When FiftyThree CEO Georg Petschnigg first debuted Paper for iPad to the world, it was the first time an app had come close to emulating the emotional resonance of Moleskine, everyone’s favorite journal brand. Paper was a digital translation of a timeless and real object, but also a new medium with its own benefits. Whereas each Moleskine has a beginning and an end, a journal in Paper can go on forever. Paper made it simple to erase, redo, and retouch sketches and writings you would’ve otherwise made permanent using a pen and notebook page. The app is unapologetically digital in nature, but today, FiftyThree is making a move into the analog world for the first time.

FiftyThree and Moleskine are today introducing Book, a printed Moleskine notebook you can create using Paper for $40.00. Each Book is a spread of 15 of your favorite Paper pages glued together to create an accordion effect for panoramas, or just for showing several pages of your work at once. The notebook format was created by Moleskine exclusively for FiftyThree, and when opened matches the iPad’s 4 x 3 aspect ratio. You can choose colors for the book’s spine and back, draw a cover, or go with the classic black Moleskine leatherette finish. But perhaps most importantly, each Book is a finished product, unlike any Paper journal. It’s "a moment frozen in time," as FiftyThree designer Becky Brown says.

Each book is "a moment frozen in time"

"The breakthrough for Moleskine was the idea that it was a book to be written," says Petschnigg, who has always been drawn to the famed notebook brand. He led the Courier project at Microsoft in an effort to build a uniquely digital counterpart for the 21st century, but that program was scrapped. Paper is Courier’s spiritual successor, a digital notebook that still feels authentic and tangible. Yet, Paper’s utility has in some ways felt bound by the limits of the iPad’s screen. Emailing a PDF of sketches from your last vacation doesn't feel very personal.

FiftyThree devised a variety of ways to share your work online, but something was missing. At work, FiftyThree team members frequently printed out sketches and mind-maps using a massive Epson SureColor T7000 printer, or simply tore pages out of their own Moleskine notebooks. "Allowing someone who uses Paper to put ideas in a different environment lets them think about their ideas differently," says Brown. The company is hoping that with Book, digital pages committed to paper will afford its readers a new perspective.
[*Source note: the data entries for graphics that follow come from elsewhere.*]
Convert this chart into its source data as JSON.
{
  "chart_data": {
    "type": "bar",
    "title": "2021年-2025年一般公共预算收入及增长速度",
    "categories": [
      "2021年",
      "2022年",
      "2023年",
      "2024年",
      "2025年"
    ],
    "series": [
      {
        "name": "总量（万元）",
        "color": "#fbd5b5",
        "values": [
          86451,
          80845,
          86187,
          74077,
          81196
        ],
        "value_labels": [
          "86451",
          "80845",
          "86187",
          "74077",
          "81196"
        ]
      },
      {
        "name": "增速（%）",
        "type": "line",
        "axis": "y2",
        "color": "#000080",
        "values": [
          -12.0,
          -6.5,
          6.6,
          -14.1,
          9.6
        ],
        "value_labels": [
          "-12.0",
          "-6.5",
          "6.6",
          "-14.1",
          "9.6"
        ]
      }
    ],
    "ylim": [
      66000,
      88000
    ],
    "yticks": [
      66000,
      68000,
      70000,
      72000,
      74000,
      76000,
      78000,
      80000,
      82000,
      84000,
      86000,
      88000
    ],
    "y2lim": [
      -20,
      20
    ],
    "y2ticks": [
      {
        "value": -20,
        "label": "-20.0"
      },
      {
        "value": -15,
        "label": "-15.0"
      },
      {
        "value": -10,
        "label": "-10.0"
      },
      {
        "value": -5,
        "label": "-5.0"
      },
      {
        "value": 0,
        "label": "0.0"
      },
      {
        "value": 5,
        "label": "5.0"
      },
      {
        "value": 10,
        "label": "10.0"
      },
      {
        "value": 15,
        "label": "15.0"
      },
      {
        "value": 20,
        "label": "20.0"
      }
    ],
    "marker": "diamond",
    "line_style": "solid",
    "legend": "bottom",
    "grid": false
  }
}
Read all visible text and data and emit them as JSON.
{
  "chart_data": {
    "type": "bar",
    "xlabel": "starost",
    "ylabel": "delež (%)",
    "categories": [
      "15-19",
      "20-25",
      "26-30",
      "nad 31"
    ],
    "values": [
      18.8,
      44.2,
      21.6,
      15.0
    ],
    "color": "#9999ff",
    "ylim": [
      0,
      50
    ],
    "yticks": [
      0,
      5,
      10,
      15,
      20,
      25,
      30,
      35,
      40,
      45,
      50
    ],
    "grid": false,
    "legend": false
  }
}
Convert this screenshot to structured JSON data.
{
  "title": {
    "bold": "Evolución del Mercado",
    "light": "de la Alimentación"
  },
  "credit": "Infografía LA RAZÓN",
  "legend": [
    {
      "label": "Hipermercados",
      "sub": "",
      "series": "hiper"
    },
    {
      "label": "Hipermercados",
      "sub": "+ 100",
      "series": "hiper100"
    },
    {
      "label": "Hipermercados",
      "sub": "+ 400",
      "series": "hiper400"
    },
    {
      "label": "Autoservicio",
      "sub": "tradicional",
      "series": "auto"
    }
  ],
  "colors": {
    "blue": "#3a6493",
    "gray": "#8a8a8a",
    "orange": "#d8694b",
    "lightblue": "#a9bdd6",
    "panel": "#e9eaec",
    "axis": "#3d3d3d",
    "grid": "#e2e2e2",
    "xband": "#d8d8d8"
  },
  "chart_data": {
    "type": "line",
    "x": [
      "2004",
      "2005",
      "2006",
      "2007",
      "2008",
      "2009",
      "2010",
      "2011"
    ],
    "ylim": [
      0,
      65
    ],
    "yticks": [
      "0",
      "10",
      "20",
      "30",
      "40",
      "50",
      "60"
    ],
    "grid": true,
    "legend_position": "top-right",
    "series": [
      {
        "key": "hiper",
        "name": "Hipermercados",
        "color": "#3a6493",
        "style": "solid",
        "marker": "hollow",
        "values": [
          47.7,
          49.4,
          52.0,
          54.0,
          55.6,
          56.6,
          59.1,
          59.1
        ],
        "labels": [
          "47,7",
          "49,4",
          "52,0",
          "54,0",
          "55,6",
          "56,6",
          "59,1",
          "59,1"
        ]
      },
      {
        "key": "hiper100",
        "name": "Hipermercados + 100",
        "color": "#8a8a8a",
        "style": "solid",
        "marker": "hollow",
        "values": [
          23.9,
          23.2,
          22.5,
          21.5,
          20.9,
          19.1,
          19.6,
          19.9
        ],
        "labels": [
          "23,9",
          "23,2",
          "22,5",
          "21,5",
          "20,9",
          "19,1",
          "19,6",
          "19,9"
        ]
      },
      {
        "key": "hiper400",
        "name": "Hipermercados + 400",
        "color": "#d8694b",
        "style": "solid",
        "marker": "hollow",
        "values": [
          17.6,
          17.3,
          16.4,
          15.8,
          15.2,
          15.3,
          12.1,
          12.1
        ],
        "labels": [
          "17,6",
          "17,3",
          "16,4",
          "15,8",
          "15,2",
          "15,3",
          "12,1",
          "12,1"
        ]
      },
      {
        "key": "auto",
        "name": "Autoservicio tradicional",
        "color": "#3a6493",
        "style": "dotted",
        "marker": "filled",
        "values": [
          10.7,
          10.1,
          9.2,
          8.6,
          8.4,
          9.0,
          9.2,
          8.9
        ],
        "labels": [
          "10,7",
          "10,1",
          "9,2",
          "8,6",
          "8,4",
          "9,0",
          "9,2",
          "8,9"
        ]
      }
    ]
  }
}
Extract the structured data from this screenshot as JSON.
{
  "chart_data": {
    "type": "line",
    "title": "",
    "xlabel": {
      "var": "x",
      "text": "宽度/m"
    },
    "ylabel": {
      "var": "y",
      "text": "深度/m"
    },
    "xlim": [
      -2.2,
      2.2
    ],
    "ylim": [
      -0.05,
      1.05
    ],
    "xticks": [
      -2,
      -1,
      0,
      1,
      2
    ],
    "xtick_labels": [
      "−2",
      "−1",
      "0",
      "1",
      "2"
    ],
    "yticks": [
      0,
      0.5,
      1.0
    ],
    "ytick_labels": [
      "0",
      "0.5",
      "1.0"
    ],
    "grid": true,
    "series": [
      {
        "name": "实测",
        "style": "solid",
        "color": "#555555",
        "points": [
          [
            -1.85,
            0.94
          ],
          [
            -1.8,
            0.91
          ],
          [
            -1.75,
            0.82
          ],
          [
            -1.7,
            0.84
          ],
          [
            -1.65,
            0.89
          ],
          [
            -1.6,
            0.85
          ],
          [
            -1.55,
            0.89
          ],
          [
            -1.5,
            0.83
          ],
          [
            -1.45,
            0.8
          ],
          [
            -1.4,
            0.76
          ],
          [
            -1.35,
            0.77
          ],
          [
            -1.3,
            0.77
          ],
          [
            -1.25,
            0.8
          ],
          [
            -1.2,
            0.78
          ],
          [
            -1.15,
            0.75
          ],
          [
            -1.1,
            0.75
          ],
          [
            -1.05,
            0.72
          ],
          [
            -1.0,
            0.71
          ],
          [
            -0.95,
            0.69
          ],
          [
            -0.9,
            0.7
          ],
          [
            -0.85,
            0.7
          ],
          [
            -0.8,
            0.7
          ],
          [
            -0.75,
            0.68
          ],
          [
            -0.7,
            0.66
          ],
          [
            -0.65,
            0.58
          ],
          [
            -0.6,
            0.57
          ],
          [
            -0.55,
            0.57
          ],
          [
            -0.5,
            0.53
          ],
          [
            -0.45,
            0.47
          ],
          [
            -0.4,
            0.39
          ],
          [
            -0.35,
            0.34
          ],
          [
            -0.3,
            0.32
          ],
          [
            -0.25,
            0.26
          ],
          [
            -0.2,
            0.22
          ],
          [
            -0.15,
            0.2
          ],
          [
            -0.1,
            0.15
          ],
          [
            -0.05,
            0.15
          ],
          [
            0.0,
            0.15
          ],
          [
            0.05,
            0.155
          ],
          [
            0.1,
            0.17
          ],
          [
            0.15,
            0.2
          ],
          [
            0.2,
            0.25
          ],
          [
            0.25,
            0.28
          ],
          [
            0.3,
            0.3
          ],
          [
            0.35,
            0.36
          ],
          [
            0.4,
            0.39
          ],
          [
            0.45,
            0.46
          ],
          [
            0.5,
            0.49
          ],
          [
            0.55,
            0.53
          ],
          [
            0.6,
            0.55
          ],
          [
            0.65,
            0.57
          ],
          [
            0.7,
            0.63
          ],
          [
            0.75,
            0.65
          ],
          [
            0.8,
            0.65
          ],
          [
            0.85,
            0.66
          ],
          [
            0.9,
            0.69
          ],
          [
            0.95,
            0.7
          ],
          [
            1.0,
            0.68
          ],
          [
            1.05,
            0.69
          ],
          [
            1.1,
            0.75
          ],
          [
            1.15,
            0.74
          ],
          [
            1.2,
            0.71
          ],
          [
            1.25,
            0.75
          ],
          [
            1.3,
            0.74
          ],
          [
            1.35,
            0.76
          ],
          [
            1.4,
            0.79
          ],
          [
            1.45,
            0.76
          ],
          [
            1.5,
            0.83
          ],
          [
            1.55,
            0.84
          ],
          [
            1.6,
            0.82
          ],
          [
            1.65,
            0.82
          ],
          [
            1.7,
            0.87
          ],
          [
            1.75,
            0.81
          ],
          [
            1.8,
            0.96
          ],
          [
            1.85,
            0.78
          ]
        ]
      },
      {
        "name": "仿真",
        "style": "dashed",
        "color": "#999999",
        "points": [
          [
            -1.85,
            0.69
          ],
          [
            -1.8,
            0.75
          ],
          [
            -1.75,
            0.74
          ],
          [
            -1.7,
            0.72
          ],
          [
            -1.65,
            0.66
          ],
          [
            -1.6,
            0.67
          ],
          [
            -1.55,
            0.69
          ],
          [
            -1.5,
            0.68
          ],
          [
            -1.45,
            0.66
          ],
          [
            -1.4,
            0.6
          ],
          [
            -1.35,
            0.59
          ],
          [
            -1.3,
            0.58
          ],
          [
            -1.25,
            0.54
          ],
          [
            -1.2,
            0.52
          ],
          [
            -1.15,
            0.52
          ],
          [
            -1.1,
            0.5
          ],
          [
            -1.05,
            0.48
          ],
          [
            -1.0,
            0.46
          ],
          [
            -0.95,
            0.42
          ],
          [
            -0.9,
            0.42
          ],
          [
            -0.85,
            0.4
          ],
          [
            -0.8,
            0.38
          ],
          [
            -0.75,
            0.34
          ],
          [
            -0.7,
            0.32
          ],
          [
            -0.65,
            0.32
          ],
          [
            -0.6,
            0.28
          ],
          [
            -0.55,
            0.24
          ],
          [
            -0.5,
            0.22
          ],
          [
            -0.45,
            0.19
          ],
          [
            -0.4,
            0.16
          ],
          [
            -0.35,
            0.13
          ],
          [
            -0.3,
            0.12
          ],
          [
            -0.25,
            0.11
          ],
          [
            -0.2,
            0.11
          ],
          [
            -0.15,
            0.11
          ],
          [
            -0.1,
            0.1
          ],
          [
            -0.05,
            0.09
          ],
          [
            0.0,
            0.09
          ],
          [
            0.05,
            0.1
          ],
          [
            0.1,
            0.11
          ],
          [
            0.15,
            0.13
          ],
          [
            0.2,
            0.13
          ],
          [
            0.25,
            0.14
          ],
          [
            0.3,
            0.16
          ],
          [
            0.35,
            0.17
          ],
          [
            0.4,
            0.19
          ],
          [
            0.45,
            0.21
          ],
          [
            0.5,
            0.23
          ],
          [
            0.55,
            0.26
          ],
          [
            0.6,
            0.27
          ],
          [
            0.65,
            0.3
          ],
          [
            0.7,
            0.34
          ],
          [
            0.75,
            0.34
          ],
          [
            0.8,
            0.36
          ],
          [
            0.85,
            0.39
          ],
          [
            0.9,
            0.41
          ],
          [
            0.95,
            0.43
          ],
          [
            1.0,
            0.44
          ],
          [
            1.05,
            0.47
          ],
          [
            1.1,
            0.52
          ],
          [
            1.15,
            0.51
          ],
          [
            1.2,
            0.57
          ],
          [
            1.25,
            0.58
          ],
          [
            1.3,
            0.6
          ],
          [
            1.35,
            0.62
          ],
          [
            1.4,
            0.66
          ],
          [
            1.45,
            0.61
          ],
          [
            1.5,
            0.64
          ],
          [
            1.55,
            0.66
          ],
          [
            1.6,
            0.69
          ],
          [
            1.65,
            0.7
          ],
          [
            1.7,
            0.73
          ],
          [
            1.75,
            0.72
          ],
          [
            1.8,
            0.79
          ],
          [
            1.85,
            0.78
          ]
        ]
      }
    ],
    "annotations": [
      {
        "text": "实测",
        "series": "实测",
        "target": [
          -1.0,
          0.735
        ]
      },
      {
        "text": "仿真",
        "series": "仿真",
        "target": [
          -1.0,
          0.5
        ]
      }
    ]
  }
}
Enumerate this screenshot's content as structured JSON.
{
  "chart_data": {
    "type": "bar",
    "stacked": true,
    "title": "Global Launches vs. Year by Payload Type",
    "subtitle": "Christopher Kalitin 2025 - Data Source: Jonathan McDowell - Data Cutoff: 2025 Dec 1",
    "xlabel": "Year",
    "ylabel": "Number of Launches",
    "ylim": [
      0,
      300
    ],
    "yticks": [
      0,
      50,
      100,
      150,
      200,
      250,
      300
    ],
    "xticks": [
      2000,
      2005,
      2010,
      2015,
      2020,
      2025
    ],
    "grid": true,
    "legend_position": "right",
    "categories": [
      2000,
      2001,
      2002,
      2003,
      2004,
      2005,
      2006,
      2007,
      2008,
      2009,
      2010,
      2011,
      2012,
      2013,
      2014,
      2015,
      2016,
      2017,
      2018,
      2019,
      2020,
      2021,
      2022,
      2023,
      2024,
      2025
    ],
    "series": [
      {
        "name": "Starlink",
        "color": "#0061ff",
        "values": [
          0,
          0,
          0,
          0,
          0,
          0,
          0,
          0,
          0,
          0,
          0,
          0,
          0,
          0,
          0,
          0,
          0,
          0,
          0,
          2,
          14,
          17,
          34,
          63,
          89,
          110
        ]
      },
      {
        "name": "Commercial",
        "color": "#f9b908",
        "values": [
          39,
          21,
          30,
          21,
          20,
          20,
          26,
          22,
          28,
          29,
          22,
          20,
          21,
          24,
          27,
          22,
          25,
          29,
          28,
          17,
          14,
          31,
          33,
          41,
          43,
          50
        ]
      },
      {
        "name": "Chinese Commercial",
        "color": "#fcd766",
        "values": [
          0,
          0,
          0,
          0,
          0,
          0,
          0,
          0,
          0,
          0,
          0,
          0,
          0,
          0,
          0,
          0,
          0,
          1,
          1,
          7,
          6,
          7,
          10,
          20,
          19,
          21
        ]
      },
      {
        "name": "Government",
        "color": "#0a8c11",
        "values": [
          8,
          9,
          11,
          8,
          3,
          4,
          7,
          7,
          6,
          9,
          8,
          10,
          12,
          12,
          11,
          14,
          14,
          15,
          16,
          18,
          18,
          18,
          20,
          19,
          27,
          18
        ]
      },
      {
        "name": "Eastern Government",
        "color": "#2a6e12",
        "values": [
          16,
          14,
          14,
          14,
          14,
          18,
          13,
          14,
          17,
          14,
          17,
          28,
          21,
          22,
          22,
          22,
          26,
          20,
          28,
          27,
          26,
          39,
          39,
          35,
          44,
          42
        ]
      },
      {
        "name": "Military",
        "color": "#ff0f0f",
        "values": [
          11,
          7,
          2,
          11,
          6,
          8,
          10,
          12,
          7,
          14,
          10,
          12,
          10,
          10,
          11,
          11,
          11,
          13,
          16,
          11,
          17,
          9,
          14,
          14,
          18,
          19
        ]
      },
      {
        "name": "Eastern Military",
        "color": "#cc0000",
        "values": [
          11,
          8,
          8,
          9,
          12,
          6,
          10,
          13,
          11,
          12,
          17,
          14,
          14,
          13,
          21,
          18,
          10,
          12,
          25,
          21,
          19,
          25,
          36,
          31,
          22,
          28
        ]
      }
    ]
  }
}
Since each Book is printed at nearly double the PPI of an iPad mini’s screen, you might even find a new degree of clarity in your work

Petschnigg flirted with Moleskine for years, but one year ago finally drew up a partnership proposal. After working with Evernote on its first line of "smart" notebooks, Moleskine digital lead Peter Jensen felt comfortable taking on another daring project. He and Petschnigg decided to create a "notebook" in a hybrid digital and analog form factor — new territory for the both of them. Moleskine notebooks are private, by definition, while Books might often be placed on coffee tables or gifted to a friend. Most of the world prints to 8.5 x 11 inch paper, Petschnigg says, but no display or digital apparatus shares the same size. In a way, it’s been impossible to reproduce your digital notebooks in real life. Since each Book is printed at nearly double the PPI of an iPad mini’s screen, you might even find a new degree of clarity in your work.

While tablet computers have traditionally been touted as proof that "paper is dead," Moleskine and FiftyThree have created an interesting symbiosis in partnering on Book. "When I worked for Lego, I heard about a company memo in 1972 that said when Atari came out it might kill us, but years later we looked at kids and they were playing Star Wars video games and then building [ships] with Legos," says Jensen. "Ultimately, there is a value to a physical manifestation." At least for now, the market of creatives buying Moleskines confirms his suspicions. "We’ve done research and found that people who are digitally savvy and buy smartphones or tablets are more likely to buy Moleskines than people that don’t," he says. "Creativity is not bound to the one domain."

"People who are digitally savvy are more likely to buy Moleskines"

Petschnigg wraps and unwraps the trademark Moleskine elastic band on each Book he shows me. "I lead a super digital life," he says. "There isn’t much that I surround myself with." In a world where apps don’t always last forever, he seems to say that there’s some comfort in printing your work and knowing it’s not going to disappear during your next iOS update. Petschnigg’s apartment, the former home of FiftyThree, is sparsely decorated aside from a shiny espresso machine and a giant rack filled with books along one wall. One book is filled with the work of his grandfather Hubert Petschnigg, an architect who played a pivotal role in the rebuilding of Germany. "How do you make your digital presence more concrete?" he asks. Petschnigg hasn’t yet erected any buildings of his own, but he’d argue that giving digital creators the tools to do so is just as important.